Taz vs Buh Buh Ray Dudley (ECW Hardcore Heaven 1999)
Back in The Day, I got to see this one live because my friend's mom was stealing DirecTV, so we were just watching every damn PPV in 1999, which was good fun. This was a show I was excited for in large part for the Taz vs Chris Candido match, but in typical ECW! ECW! style, they THREW THE FORMAT OUT THE WINDOW, which was very extreme, and Taz beat Candido in, like, a minute or whatever, which opened the show, then the Dudleys did some mess, and long story short, the ECW title match was changed to Taz vs Buh Buh Ray Dudley. Now, I was pretty steamed about this at the time, and I didn't quite appreciate how good this match was, but years later I thought, "I bet I'd like that match, now that I think about what it was," and indeed I do.
This is a quality ECW brawl, all bloody and chaotic, plus Taz was in his super enjoyable phase as the little angry sawed-off monster, ruling ECW with an iron fist and a variety of suplexes, tossing fatso Buh Buh around like he was poor lil' Mikey Whipreck or the like.
Kane vs Test (WWF No Mercy 2001)
Here's one for all you lovers out there who enjoy a good hoss-on-hoss slam fest. This quality in this one was a surprise 13 years ago, and it more than holds up, as the crowd is abnormally hot for a Kane-Test match, since it's on early in the card, the audience was still usually pretty strong around this time even with the invasion angle flopping around like a dying fish, and however it happened, for whatever reason it happened, Kane and Test must have looked at each other backstage and said, "Alright, let's go balls to the wall." This is an unusual amount of effort toward making a good, crisply-paced match, considering half the match is Test and the other half is Kane.
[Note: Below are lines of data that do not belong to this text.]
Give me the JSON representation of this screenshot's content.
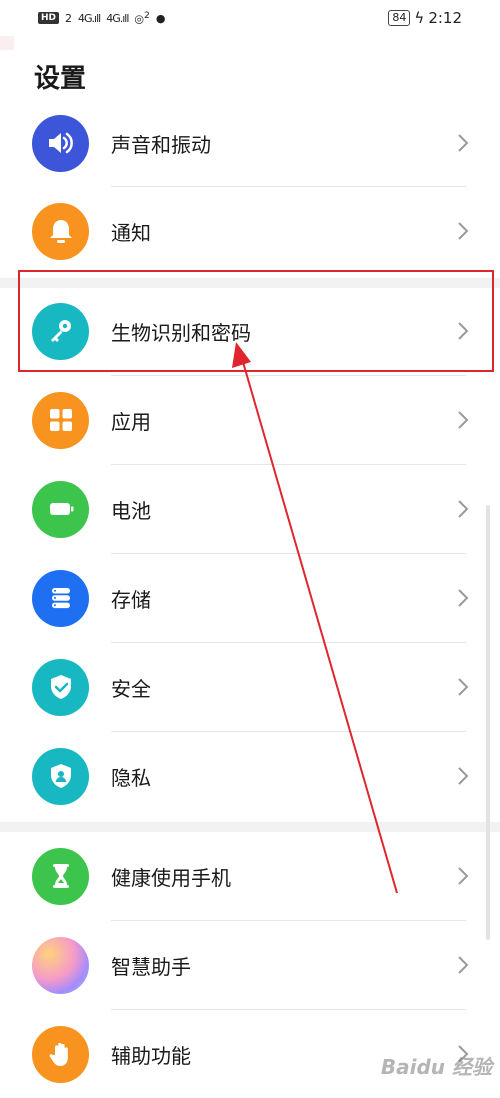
{
  "status_bar": {
    "hd": "HD",
    "sim": "2",
    "net1": "4G",
    "net2": "4G",
    "hotspot": "2",
    "battery": "84",
    "time": "2:12"
  },
  "page": {
    "title": "设置"
  },
  "items": [
    {
      "label": "声音和振动",
      "icon": "speaker-icon",
      "color": "#3d55d9"
    },
    {
      "label": "通知",
      "icon": "bell-icon",
      "color": "#f7931e"
    },
    {
      "label": "生物识别和密码",
      "icon": "key-icon",
      "color": "#17b8c2"
    },
    {
      "label": "应用",
      "icon": "apps-grid-icon",
      "color": "#f7931e"
    },
    {
      "label": "电池",
      "icon": "battery-icon",
      "color": "#3cc44c"
    },
    {
      "label": "存储",
      "icon": "storage-icon",
      "color": "#1f6ff2"
    },
    {
      "label": "安全",
      "icon": "shield-check-icon",
      "color": "#17b8c2"
    },
    {
      "label": "隐私",
      "icon": "privacy-shield-icon",
      "color": "#17b8c2"
    },
    {
      "label": "健康使用手机",
      "icon": "hourglass-icon",
      "color": "#3cc44c"
    },
    {
      "label": "智慧助手",
      "icon": "assistant-icon",
      "color": "#c78df0"
    },
    {
      "label": "辅助功能",
      "icon": "hand-icon",
      "color": "#f7931e"
    }
  ],
  "watermark": "Baidu 经验"
}
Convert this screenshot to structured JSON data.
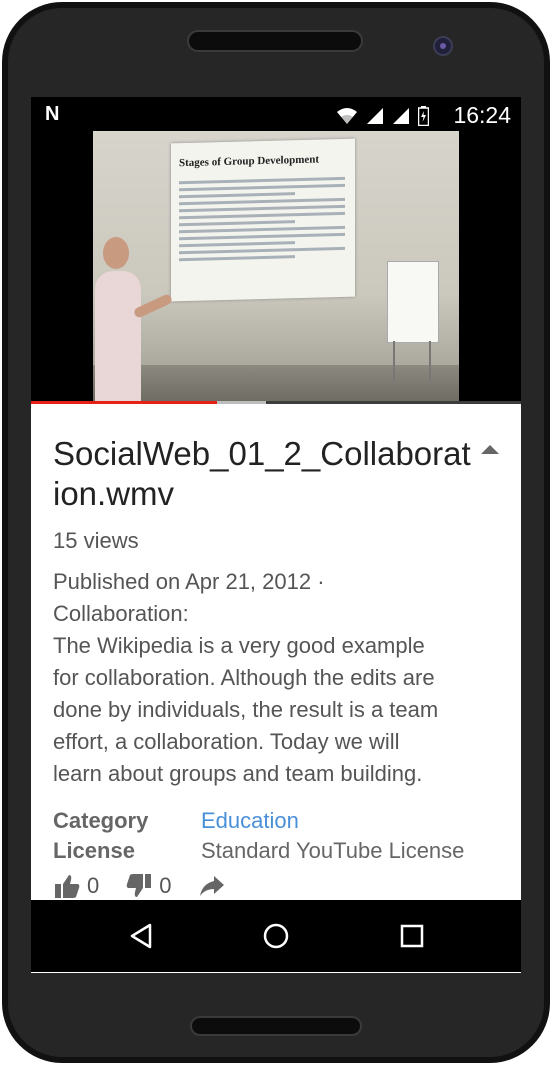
{
  "status_bar": {
    "notification_icon": "N",
    "icons": [
      "wifi-icon",
      "signal-icon",
      "signal-icon",
      "battery-icon"
    ],
    "time": "16:24"
  },
  "video": {
    "progress_fraction": 0.38,
    "buffer_fraction": 0.48,
    "slide_title": "Stages of Group Development"
  },
  "info": {
    "title": "SocialWeb_01_2_Collaboration.wmv",
    "views": "15 views",
    "description_lines": [
      "Published on Apr 21, 2012 ·",
      "Collaboration:",
      "The Wikipedia is a very good example",
      "for collaboration.  Although the edits are",
      "done by individuals, the result is a team",
      "effort, a collaboration.  Today we will",
      "learn about groups and team building."
    ],
    "category_label": "Category",
    "category_value": "Education",
    "license_label": "License",
    "license_value": "Standard YouTube License",
    "likes": "0",
    "dislikes": "0"
  },
  "colors": {
    "progress": "#e62117",
    "link": "#4a90d9"
  },
  "nav": {
    "icons": [
      "back-icon",
      "home-icon",
      "recents-icon"
    ]
  }
}
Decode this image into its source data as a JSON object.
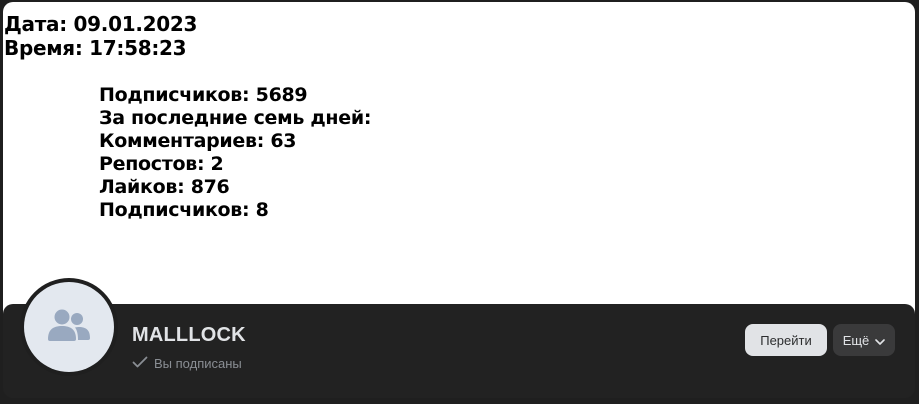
{
  "banner": {
    "date_line": "Дата: 09.01.2023",
    "time_line": "Время: 17:58:23",
    "stats": [
      "Подписчиков: 5689",
      "За последние семь дней:",
      "Комментариев: 63",
      "Репостов: 2",
      "Лайков: 876",
      "Подписчиков: 8"
    ]
  },
  "group": {
    "name": "MALLLOCK",
    "status": "Вы подписаны",
    "avatar_icon": "users-icon",
    "status_icon": "check-icon"
  },
  "actions": {
    "go_label": "Перейти",
    "more_label": "Ещё",
    "more_icon": "chevron-down-icon"
  },
  "colors": {
    "panel_bg": "#222222",
    "avatar_bg": "#e3e8ef",
    "avatar_icon": "#99a9c0",
    "primary_button_bg": "#e1e3e6",
    "secondary_button_bg": "#3a3a3b"
  }
}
If you're maybe thinking, "Aw, this match can't be all that," well, I've probably oversold it just by putting it here, or maybe not oversold it, but at least sent your expectations too high. I stand by this being a rock n' roll collision of big buys BRANGIN' IT, but maybe if you expect it to be good, it's not as good? You tell me. This has a strong argument for title of Test's best match, in my opinion.
Watch and enjoy! Tell me what you think of these sweet, sweet gems, friends and readers.